Let’s take a simplified example and show what happens:

import torch

# Example data
t_indep = torch.tensor([[1.0, 2.0], [3.0, 4.0]], requires_grad=False)
t_dep = torch.tensor([5.0, 6.0], requires_grad=False)
coeffs = torch.tensor([0.5, 0.5], requires_grad=True)

# Define prediction and loss functions
def calc_preds(coeffs, indeps):
    return (indeps * coeffs).sum(axis=1)

def calc_loss(coeffs, indeps, deps):
    preds = calc_preds(coeffs, indeps)
    return torch.abs(preds - deps).mean()

# Calculate the loss
loss = calc_loss(coeffs, t_indep, t_dep)
print("Loss:", loss.item())

# Perform backpropagation
loss.backward()

# Access the gradients
print("Coefficients:", coeffs)
print("Gradients:", coeffs.grad)

Here’s what happens step-by-step:

Calculate Predictions: For the first row of t_indep: $(1.0 \times 0.5) + (2.0 \times 0.5) = 1.5$ For the second row of t_indep: $(3.0 \times 0.5) + (4.0 \times 0.5) = 3.5$

Compute Loss (MAE): The loss is the mean absolute error: $\frac{\left|1.5 - 5.0\right| + \left|3.5 - 6.0\right|}{2} = 3.0$

Backward Pass: PyTorch computes the gradients of the loss with respect to coeffs.
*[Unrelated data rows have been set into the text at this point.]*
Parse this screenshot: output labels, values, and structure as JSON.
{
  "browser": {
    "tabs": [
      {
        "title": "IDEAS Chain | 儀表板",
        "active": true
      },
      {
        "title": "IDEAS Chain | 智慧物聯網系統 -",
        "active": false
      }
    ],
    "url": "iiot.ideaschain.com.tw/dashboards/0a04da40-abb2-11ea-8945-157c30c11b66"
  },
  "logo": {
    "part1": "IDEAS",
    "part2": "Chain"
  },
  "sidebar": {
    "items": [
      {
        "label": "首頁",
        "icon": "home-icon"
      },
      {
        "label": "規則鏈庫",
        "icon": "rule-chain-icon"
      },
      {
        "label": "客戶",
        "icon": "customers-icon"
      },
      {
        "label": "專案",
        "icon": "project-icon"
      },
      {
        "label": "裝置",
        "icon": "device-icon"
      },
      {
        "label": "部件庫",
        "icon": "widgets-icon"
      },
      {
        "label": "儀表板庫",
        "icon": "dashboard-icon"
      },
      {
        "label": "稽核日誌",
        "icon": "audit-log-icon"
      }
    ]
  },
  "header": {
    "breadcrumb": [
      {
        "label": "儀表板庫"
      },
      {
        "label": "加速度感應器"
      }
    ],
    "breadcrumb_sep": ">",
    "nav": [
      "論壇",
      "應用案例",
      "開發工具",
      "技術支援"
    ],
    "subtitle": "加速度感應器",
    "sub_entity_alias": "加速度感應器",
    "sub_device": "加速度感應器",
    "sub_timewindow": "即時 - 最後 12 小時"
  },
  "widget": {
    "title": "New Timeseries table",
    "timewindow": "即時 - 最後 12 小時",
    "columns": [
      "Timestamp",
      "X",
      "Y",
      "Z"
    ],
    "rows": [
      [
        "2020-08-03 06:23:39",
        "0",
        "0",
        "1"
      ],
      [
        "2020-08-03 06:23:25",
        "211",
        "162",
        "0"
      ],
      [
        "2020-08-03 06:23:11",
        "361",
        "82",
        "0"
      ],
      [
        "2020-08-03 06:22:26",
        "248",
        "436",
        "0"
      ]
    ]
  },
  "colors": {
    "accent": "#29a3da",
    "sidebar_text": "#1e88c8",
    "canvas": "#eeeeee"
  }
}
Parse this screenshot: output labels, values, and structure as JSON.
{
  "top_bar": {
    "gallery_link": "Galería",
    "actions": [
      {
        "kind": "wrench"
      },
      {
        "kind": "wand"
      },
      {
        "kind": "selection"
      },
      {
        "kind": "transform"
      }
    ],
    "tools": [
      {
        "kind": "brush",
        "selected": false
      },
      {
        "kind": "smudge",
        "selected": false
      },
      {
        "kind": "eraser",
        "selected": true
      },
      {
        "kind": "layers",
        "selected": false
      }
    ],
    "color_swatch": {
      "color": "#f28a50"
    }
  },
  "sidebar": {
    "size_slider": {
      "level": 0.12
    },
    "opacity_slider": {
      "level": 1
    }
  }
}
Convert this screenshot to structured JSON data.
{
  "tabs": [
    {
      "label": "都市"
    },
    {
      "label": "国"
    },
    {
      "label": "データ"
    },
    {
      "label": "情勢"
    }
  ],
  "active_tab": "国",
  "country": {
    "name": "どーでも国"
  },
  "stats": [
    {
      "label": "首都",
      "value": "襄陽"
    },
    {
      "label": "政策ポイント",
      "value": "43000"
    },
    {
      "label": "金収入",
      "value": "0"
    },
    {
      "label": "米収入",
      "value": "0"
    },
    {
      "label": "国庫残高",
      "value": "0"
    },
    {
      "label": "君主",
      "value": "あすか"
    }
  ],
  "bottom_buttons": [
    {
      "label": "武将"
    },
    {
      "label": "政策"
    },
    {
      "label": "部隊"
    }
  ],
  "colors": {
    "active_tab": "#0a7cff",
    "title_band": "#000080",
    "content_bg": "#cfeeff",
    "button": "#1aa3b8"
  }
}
For each coeffs_j, the gradient is based on how the loss changes when you slightly modify coeffs_j.

Gradients in coeffs.grad: After calling loss.backward(), coeffs.grad stores the computed gradients.

Wrapping Up

In summary, the loss.backward() function calculates the gradients of the loss with respect to each parameter involved in the computation (like the params), and those gradients are stored in the .grad attribute of the corresponding variables.

This allows PyTorch to update the model parameters using optimization algorithms like gradient descent, ensuring that the model improves over time by minimizing the loss.

This code was tested on a kaggle notebook without a GPU.

PS: The cover image with a man holding the test tube is AI-generated. That’s what microsoft bing image creator spat out when I described this post.